Le problème, c’est que la RA 10911 souffre d’un défaut de conception : elle part d’une bonne intention (lutter contre la discrimination), mais elle impose des obligations si lourdes qu’elles en deviennent contre-productives. Résultat ? Les entreprises les plus vertueuses se retrouvent noyées sous la paperasse, tandis que les moins scrupuleuses trouvent des moyens de contourner la loi. Et les candidats, eux, restent souvent dans le flou : comment savoir si un refus est légitime ou discriminatoire ?
Je reste convaincu que la loi aurait pu être mieux écrite. Plutôt que de présumer la discrimination, elle aurait pu imposer des quotas de diversité – comme le font certains pays pour les femmes dans les conseils d’administration. Ou alors, elle aurait pu se concentrer sur les secteurs où la discrimination est la plus flagrante (comme les call centers ou la vente au détail). Au lieu de ça, elle a opté pour une approche universelle, avec tous les effets pervers que cela implique.
Reste que. Reste que la RA 10911 a eu un mérite : elle a forcé les entreprises à repenser leur rapport à l’âge.

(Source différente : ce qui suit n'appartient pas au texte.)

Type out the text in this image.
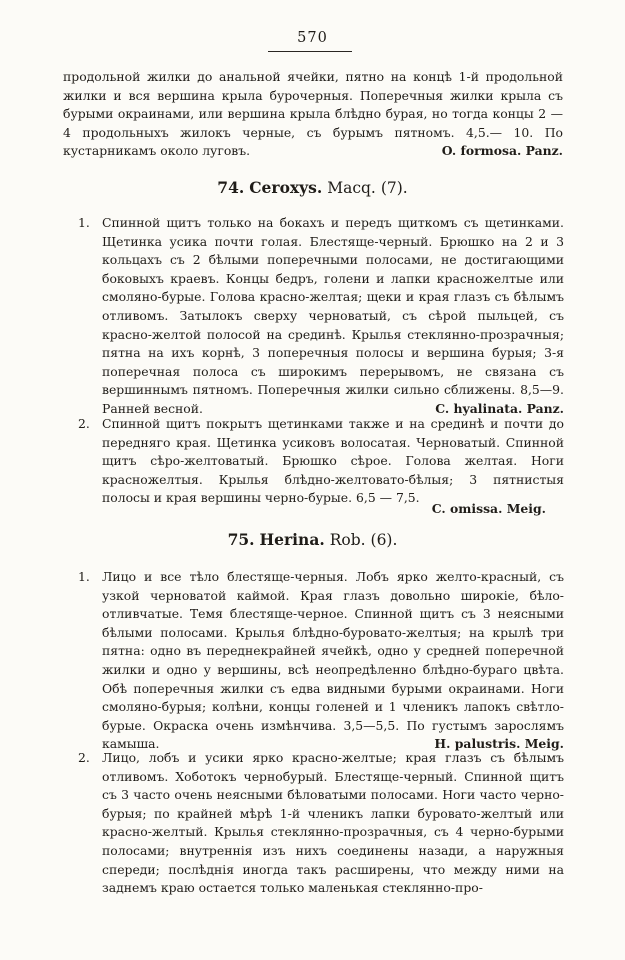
570

продольной жилки до анальной ячейки, пятно на концѣ 1-й продольной жилки и вся вершина крыла бурочерныя. Поперечныя жилки крыла съ бурыми окраинами, или вершина крыла блѣдно бурая, но тогда концы 2 — 4 продольныхъ жилокъ черные, съ бурымъ пятномъ. 4,5.— 10. По кустарникамъ около луговъ.	O. formosa. Panz.

74. Ceroxys. Macq. (7).
1. Спинной щитъ только на бокахъ и передъ щиткомъ съ щетинками. Щетинка усика почти голая. Блестяще-черный. Брюшко на 2 и 3 кольцахъ съ 2 бѣлыми поперечными полосами, не достигающими боковыхъ краевъ. Концы бедръ, голени и лапки красножелтые или смоляно-бурые. Голова красно-желтая; щеки и края глазъ съ бѣлымъ отливомъ. Затылокъ сверху черноватый, съ сѣрой пыльцей, съ красно-желтой полосой на срединѣ. Крылья стекляннo-прозрачныя; пятна на ихъ корнѣ, 3 поперечныя полосы и вершина бурыя; 3-я поперечная полоса съ широкимъ перерывомъ, не связана съ вершиннымъ пятномъ. Поперечныя жилки сильно сближены. 8,5—9. Ранней весной.	C. hyalinata. Panz.

2. Спинной щитъ покрытъ щетинками также и на срединѣ и почти до передняго края. Щетинка усиковъ волосатая. Черноватый. Спинной щитъ сѣро-желтоватый. Брюшко сѣрое. Голова желтая. Ноги красножелтыя. Крылья блѣдно-желтовато-бѣлыя; 3 пятнистыя полосы и края вершины черно-бурые. 6,5 — 7,5.

C. omissa. Meig.
75. Herina. Rob. (6).
1. Лицо и все тѣло блестяще-черныя. Лобъ ярко желто-красный, съ узкой черноватой каймой. Края глазъ довольно широкіе, бѣло-отливчатые. Темя блестяще-черное. Спинной щитъ съ 3 неясными бѣлыми полосами. Крылья блѣдно-буровато-желтыя; на крылѣ три пятна: одно въ переднекрайней ячейкѣ, одно у средней поперечной жилки и одно у вершины, всѣ неопредѣленно блѣдно-бураго цвѣта. Обѣ поперечныя жилки съ едва видными бурыми окраинами. Ноги смоляно-бурыя; колѣни, концы голеней и 1 членикъ лапокъ свѣтло-бурые. Окраска очень измѣнчива. 3,5—5,5. По густымъ зарослямъ камыша.	H. palustris. Meig.

2. Лицо, лобъ и усики ярко красно-желтые; края глазъ съ бѣлымъ отливомъ. Хоботокъ чернобурый. Блестяще-черный. Спинной щитъ съ 3 часто очень неясными бѣловатыми полосами. Ноги часто черно-бурыя; по крайней мѣрѣ 1-й членикъ лапки буровато-желтый или красно-желтый. Крылья стекляннo-прозрачныя, съ 4 черно-бурыми полосами; внутреннія изъ нихъ соединены назади, а наружныя спереди; послѣднія иногда такъ расширены, что между ними на заднемъ краю остается только маленькая стекляннo-про-
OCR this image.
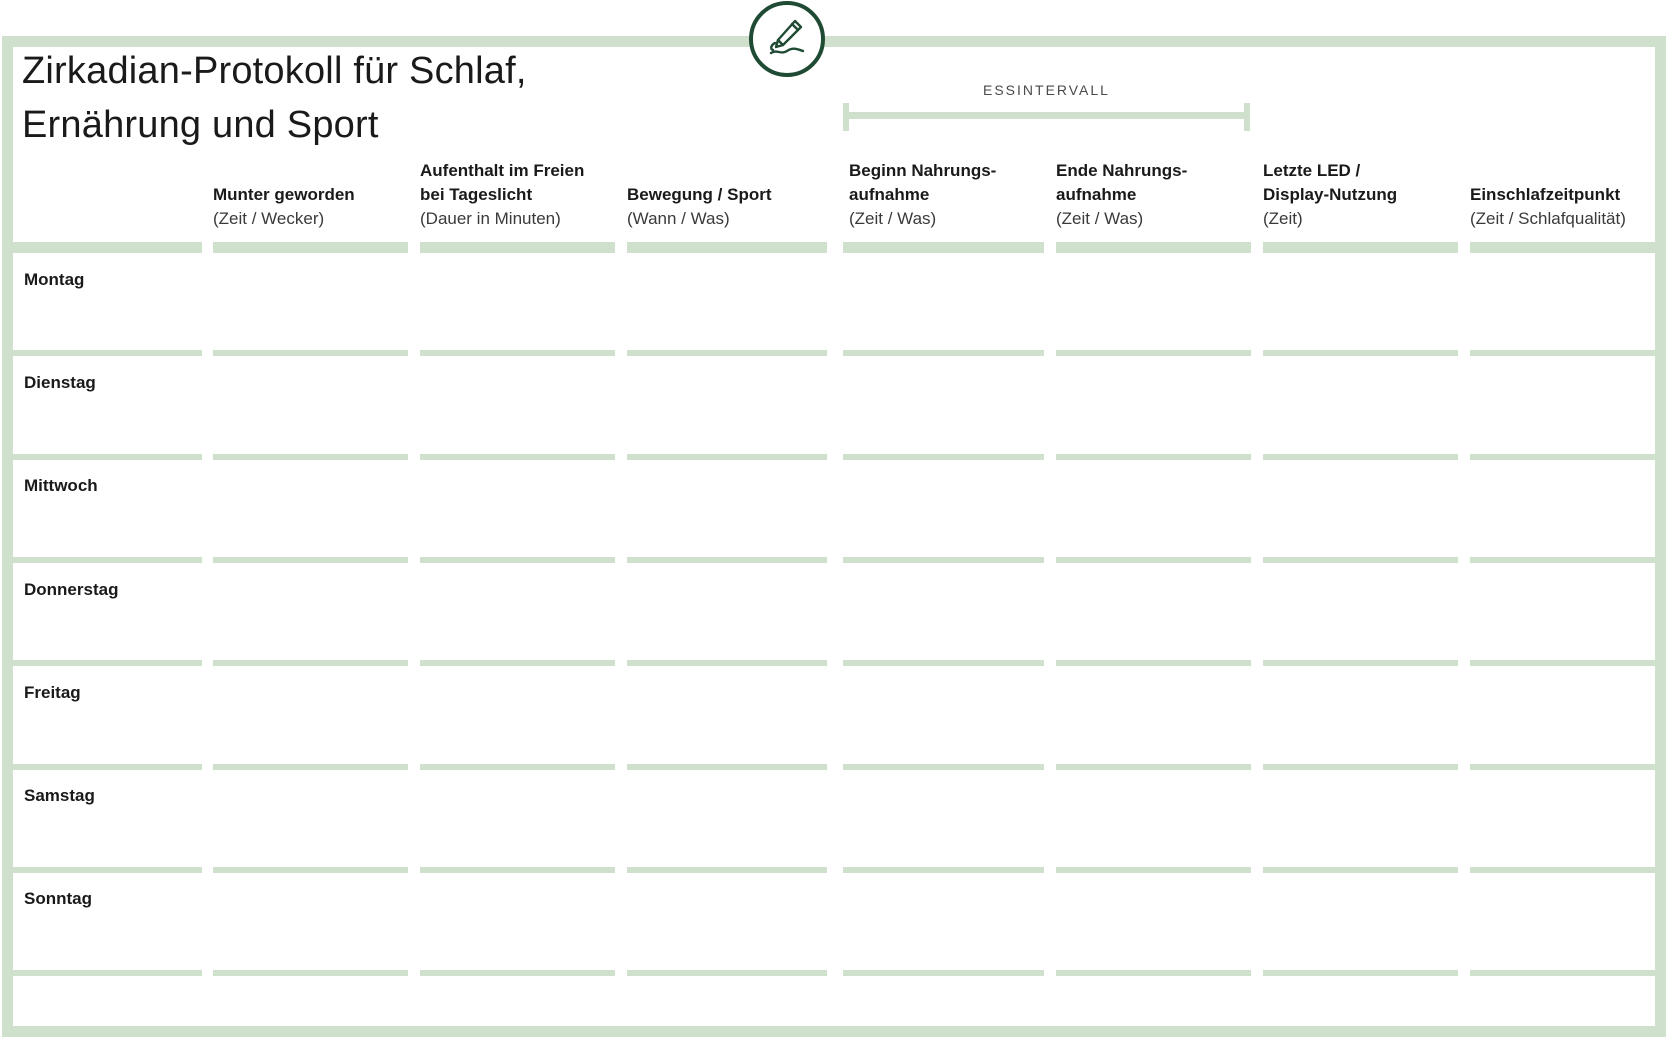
Zirkadian-Protokoll für Schlaf,
Ernährung und Sport
ESSINTERVALL
Munter geworden
(Zeit / Wecker)
Aufenthalt im Freien
bei Tageslicht
(Dauer in Minuten)
Bewegung / Sport
(Wann / Was)
Beginn Nahrungs-
aufnahme
(Zeit / Was)
Ende Nahrungs-
aufnahme
(Zeit / Was)
Letzte LED /
Display-Nutzung
(Zeit)
Einschlafzeitpunkt
(Zeit / Schlafqualität)
Montag
Dienstag
Mittwoch
Donnerstag
Freitag
Samstag
Sonntag
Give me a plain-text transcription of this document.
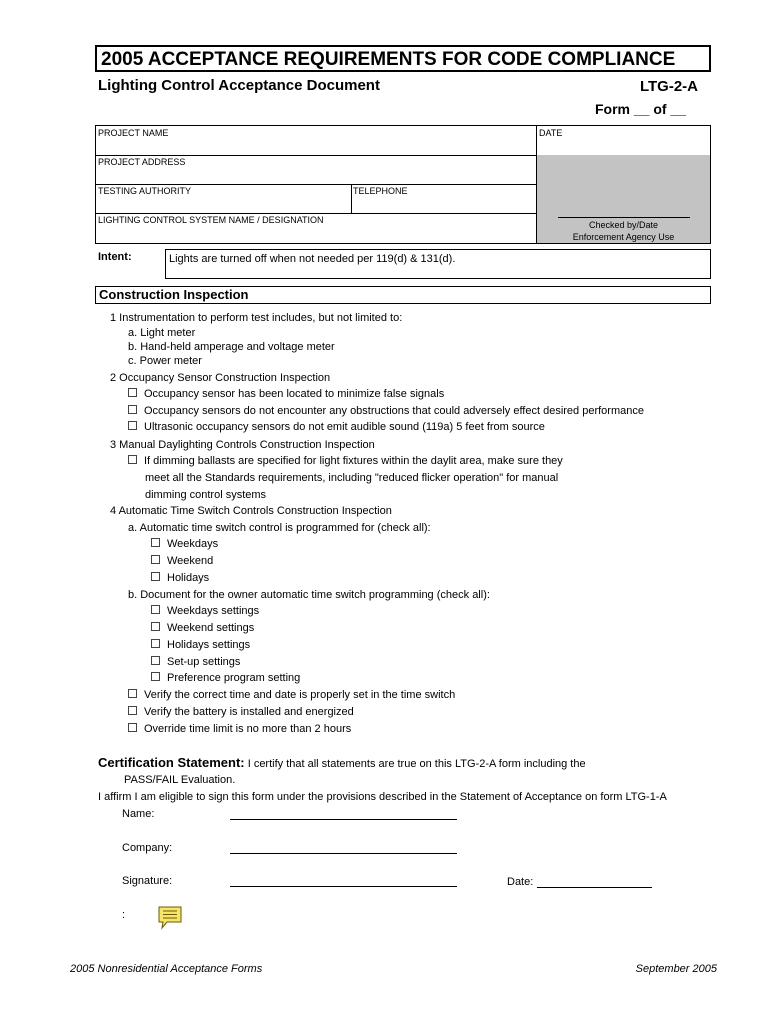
2005 ACCEPTANCE REQUIREMENTS FOR CODE COMPLIANCE
Lighting Control Acceptance Document	LTG-2-A
Form __ of __
PROJECT NAME	DATE
PROJECT ADDRESS
TESTING AUTHORITY	TELEPHONE
LIGHTING CONTROL SYSTEM NAME / DESIGNATION	Checked by/Date
Enforcement Agency Use
Intent:	Lights are turned off when not needed per 119(d) & 131(d).
Construction Inspection
1 Instrumentation to perform test includes, but not limited to:
a. Light meter
b. Hand-held amperage and voltage meter
c. Power meter
2 Occupancy Sensor Construction Inspection
Occupancy sensor has been located to minimize false signals
Occupancy sensors do not encounter any obstructions that could adversely effect desired performance
Ultrasonic occupancy sensors do not emit audible sound (119a) 5 feet from source
3 Manual Daylighting Controls Construction Inspection
If dimming ballasts are specified for light fixtures within the daylit area, make sure they
meet all the Standards requirements, including "reduced flicker operation" for manual
dimming control systems
4 Automatic Time Switch Controls Construction Inspection
a. Automatic time switch control is programmed for (check all):
Weekdays
Weekend
Holidays
b. Document for the owner automatic time switch programming (check all):
Weekdays settings
Weekend settings
Holidays settings
Set-up settings
Preference program setting
Verify the correct time and date is properly set in the time switch
Verify the battery is installed and energized
Override time limit is no more than 2 hours
Certification Statement: I certify that all statements are true on this LTG-2-A form including the
PASS/FAIL Evaluation.
I affirm I am eligible to sign this form under the provisions described in the Statement of Acceptance on form LTG-1-A
Name:
Company:
Signature:	Date:
:
2005 Nonresidential Acceptance Forms	September 2005
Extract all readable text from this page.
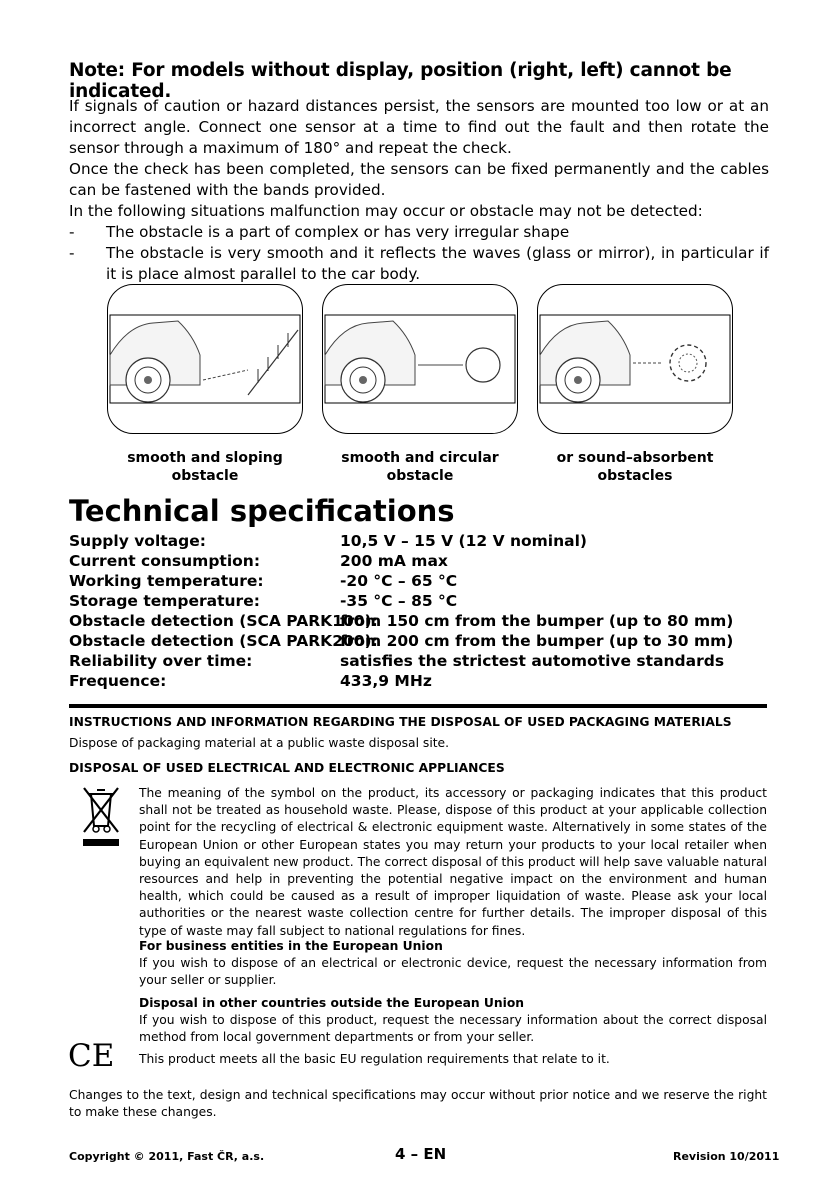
Note: For models without display, position (right, left) cannot be indicated.
If signals of caution or hazard distances persist, the sensors are mounted too low or at an incorrect angle. Connect one sensor at a time to find out the fault and then rotate the sensor through a maximum of 180° and repeat the check.
Once the check has been completed, the sensors can be fixed permanently and the cables can be fastened with the bands provided.
In the following situations malfunction may occur or obstacle may not be detected:
- The obstacle is a part of complex or has very irregular shape
- The obstacle is very smooth and it reflects the waves (glass or mirror), in particular if it is place almost parallel to the car body.
smooth and sloping
obstacle
smooth and circular
obstacle
or sound–absorbent
obstacles
Technical specifications
Supply voltage:	10,5 V – 15 V (12 V nominal)
Current consumption:	200 mA max
Working temperature:	-20 °C – 65 °C
Storage temperature:	-35 °C – 85 °C
Obstacle detection (SCA PARK100):
from 150 cm from the bumper (up to 80 mm)
Obstacle detection (SCA PARK200):
from 200 cm from the bumper (up to 30 mm)
Reliability over time:	satisfies the strictest automotive standards
Frequence:	433,9 MHz
INSTRUCTIONS AND INFORMATION REGARDING THE DISPOSAL OF USED PACKAGING MATERIALS
Dispose of packaging material at a public waste disposal site.
DISPOSAL OF USED ELECTRICAL AND ELECTRONIC APPLIANCES
The meaning of the symbol on the product, its accessory or packaging indicates that this product shall not be treated as household waste. Please, dispose of this product at your applicable collection point for the recycling of electrical & electronic equipment waste. Alternatively in some states of the European Union or other European states you may return your products to your local retailer when buying an equivalent new product. The correct disposal of this product will help save valuable natural resources and help in preventing the potential negative impact on the environment and human health, which could be caused as a result of improper liquidation of waste. Please ask your local authorities or the nearest waste collection centre for further details. The improper disposal of this type of waste may fall subject to national regulations for fines.
For business entities in the European Union
If you wish to dispose of an electrical or electronic device, request the necessary information from your seller or supplier.
Disposal in other countries outside the European Union
If you wish to dispose of this product, request the necessary information about the correct disposal method from local government departments or from your seller.
CE This product meets all the basic EU regulation requirements that relate to it.
Changes to the text, design and technical specifications may occur without prior notice and we reserve the right to make these changes.
Copyright © 2011, Fast ČR, a.s.	4 – EN	Revision 10/2011
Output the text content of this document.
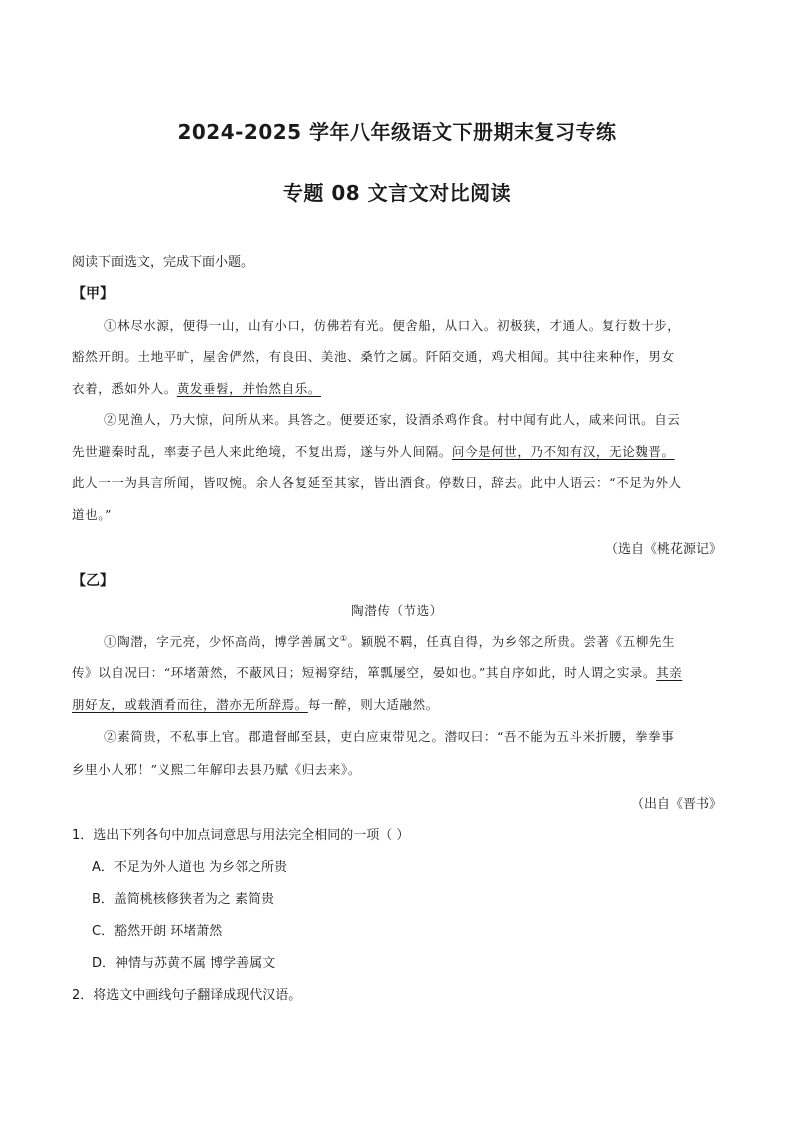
2024-2025 学年八年级语文下册期末复习专练
专题 08 文言文对比阅读
阅读下面选文，完成下面小题。
【甲】
①林尽水源，便得一山，山有小口，仿佛若有光。便舍船，从口入。初极狭，才通人。复行数十步，
豁然开朗。土地平旷，屋舍俨然，有良田、美池、桑竹之属。阡陌交通，鸡犬相闻。其中往来种作，男女
衣着，悉如外人。黄发垂髫，并怡然自乐。
②见渔人，乃大惊，问所从来。具答之。便要还家，设酒杀鸡作食。村中闻有此人，咸来问讯。自云
先世避秦时乱，率妻子邑人来此绝境，不复出焉，遂与外人间隔。问今是何世，乃不知有汉，无论魏晋。
此人一一为具言所闻，皆叹惋。余人各复延至其家，皆出酒食。停数日，辞去。此中人语云：“不足为外人
道也。”
（选自《桃花源记》
【乙】
陶潜传（节选）
①陶潜，字元亮，少怀高尚，博学善属文①。颖脱不羁，任真自得，为乡邻之所贵。尝著《五柳先生
传》以自况曰：“环堵萧然，不蔽风日；短褐穿结，箪瓢屡空，晏如也。”其自序如此，时人谓之实录。其亲
朋好友，或载酒肴而往，潜亦无所辞焉。每一醉，则大适融然。
②素简贵，不私事上官。郡遣督邮至县，吏白应束带见之。潜叹曰：“吾不能为五斗米折腰，拳拳事
乡里小人邪！”义熙二年解印去县乃赋《归去来》。
（出自《晋书》
1．选出下列各句中加点词意思与用法完全相同的一项（ ）
A．不足为外人道也 为乡邻之所贵
B．盖简桃核修狭者为之 素简贵
C．豁然开朗 环堵萧然
D．神情与苏黄不属 博学善属文
2．将选文中画线句子翻译成现代汉语。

Avant 2016, un candidat de 50 ans avait peu de chances d’être embauché, même pour un poste de manager. Aujourd’hui, les choses bougent – lentement, mais elles bougent. Et c’est peut-être là l’essentiel : une loi, même imparfaite, peut faire évoluer les mentalités. À condition, bien sûr, que les employeurs jouent le jeu.
Alors, bonne ou mauvaise loi ? Ni l’un ni l’autre. C’est une loi nécessaire, mais mal calibrée. Et comme souvent, c’est aux entreprises de trouver le juste milieu entre conformité et bon sens. Autant dire que le débat est loin d’être clos.